Young prefers shooting with available light. For example, in Pariah, for a nighttime bedroom scene, he shot using only Christmas lights and an IKEA lamp with a red lampshade. Amanda Petrusich in her 2012 article on Young for The New York Times states that he "favors raw light and has a penchant for shooting into it, but said he ultimately focuses on getting out of the way."
In a 2013 article from The Washington Post about cinematographers who were trained at Howard University, Hans Charles, a frequent camera assistant for Young said that he has developed a versatile but also consistently poetic, oblique visual style.
In a 2017 article from the Courier Journal, Young is quoted as acknowledging older black cinematographers such as Ernest Dickerson (Malcolm X), Arthur Jafa (Daughters of the Dust) and Malik Sayeed (Clockers) as artists who lay a foundation for black cinematographers like himself. He told the Courier Journal that he was "trying to find that balance between making sure I am present but also being that voice in the wilderness that says 'there has been great work by African-American cinematographers and it's a shame those people who came before me and who have been my teachers were not nominated for awards.'" 
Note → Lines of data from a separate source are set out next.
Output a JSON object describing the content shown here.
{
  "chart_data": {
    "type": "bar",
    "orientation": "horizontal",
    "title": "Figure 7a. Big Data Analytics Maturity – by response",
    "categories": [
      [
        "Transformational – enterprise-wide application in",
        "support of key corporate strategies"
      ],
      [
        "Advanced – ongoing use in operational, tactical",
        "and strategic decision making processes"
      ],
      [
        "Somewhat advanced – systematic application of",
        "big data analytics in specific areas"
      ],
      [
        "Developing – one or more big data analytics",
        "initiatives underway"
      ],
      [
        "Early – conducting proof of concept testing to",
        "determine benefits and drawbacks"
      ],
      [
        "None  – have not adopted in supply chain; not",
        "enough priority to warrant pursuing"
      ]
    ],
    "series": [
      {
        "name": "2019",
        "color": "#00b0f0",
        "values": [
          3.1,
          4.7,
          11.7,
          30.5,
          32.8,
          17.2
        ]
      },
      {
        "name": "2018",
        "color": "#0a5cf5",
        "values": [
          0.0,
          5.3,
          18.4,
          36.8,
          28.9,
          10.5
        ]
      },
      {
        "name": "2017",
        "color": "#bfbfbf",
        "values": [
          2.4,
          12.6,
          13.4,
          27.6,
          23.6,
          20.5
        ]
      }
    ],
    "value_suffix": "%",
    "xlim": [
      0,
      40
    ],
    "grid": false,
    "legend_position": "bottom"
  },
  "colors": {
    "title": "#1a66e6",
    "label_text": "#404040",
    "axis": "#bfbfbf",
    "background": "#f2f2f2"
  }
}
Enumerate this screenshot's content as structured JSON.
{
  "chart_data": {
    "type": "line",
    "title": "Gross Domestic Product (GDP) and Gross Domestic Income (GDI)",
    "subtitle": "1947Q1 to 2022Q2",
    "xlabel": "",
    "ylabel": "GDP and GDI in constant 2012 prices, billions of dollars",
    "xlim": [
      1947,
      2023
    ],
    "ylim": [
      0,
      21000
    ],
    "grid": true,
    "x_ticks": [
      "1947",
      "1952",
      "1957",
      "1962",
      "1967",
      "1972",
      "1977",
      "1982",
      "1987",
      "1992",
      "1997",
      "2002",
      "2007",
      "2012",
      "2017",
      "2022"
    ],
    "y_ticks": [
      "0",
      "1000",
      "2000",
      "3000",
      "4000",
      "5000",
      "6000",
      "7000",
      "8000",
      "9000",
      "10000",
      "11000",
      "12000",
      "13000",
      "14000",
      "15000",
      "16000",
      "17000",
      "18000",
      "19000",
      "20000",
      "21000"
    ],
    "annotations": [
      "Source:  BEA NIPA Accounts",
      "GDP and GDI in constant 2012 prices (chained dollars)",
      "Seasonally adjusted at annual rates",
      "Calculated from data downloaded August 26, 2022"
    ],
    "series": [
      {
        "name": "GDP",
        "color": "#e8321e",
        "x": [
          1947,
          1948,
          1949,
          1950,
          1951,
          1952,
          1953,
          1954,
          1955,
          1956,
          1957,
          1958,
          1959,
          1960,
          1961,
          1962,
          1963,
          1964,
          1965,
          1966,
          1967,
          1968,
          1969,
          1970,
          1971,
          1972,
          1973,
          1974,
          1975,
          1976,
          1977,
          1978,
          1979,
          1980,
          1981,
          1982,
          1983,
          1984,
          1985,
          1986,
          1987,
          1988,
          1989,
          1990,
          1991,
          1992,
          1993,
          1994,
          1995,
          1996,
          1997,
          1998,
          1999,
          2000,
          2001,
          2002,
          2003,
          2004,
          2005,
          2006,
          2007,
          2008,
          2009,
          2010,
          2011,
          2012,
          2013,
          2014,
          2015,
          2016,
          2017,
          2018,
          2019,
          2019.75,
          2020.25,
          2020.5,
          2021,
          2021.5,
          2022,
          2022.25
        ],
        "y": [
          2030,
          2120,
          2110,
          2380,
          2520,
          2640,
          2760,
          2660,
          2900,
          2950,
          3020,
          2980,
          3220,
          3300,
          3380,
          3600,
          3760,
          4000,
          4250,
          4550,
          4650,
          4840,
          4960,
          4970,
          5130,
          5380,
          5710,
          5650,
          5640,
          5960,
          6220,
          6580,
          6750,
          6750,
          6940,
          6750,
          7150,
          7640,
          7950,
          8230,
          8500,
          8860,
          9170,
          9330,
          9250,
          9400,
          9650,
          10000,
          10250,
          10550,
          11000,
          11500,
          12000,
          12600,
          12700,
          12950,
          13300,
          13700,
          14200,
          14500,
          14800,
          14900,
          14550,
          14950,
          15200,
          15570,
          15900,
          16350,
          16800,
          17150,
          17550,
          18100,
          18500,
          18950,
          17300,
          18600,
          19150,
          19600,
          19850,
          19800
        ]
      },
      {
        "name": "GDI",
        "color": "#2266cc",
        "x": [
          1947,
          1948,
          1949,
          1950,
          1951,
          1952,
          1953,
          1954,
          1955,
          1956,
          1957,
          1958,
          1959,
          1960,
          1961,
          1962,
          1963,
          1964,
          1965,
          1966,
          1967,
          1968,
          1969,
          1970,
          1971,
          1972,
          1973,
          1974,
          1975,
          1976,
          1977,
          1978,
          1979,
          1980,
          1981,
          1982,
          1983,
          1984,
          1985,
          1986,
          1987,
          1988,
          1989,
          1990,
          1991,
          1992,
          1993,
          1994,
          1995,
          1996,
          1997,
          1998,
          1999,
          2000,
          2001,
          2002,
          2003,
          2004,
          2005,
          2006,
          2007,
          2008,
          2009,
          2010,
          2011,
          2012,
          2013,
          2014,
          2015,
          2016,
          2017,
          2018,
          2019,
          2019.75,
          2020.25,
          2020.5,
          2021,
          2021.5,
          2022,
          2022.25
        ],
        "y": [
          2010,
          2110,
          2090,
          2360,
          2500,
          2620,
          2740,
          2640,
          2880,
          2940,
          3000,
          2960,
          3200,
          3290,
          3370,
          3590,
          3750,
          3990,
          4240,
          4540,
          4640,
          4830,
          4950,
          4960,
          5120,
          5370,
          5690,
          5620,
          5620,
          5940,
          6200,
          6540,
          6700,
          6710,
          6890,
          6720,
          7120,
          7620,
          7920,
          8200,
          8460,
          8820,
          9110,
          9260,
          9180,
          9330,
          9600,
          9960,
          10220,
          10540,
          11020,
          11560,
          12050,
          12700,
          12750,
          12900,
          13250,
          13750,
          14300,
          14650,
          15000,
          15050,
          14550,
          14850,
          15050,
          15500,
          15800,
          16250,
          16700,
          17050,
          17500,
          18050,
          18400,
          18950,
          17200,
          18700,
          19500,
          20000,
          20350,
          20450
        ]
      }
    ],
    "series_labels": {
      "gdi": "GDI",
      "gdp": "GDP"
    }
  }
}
He also cited his childhood memory as a key source of inspiration: "Early on, when I came upon a technical difficulty (making a film), I would think back to my memories of growing up in Louisville and what the lighting was like in those moments. I still do that to this day. I think about my grandmother's house on Greenwood Avenue and scenes during her wonderful parties. Or I envision the light in my Aunt Marie's kitchen. When I am stuck on a technical issue making a film, I access those memories and I know I am doing the right thing."  Young has spoken about his affinity for nonlinear storytelling and switching between overhead and handheld camera shots.
Mr. Young has gathered considerable accolades from the indie community (as well as beyond it), but he continues to tussle personally with the insularity of the scene.
For his part, Young credits another film professor, Daniel Williams, and especially Gerima as the spiritual godfather of what may be, by now, fairly codified as a bona fide successor to the L.A. Rebellion — the Howard Continuum.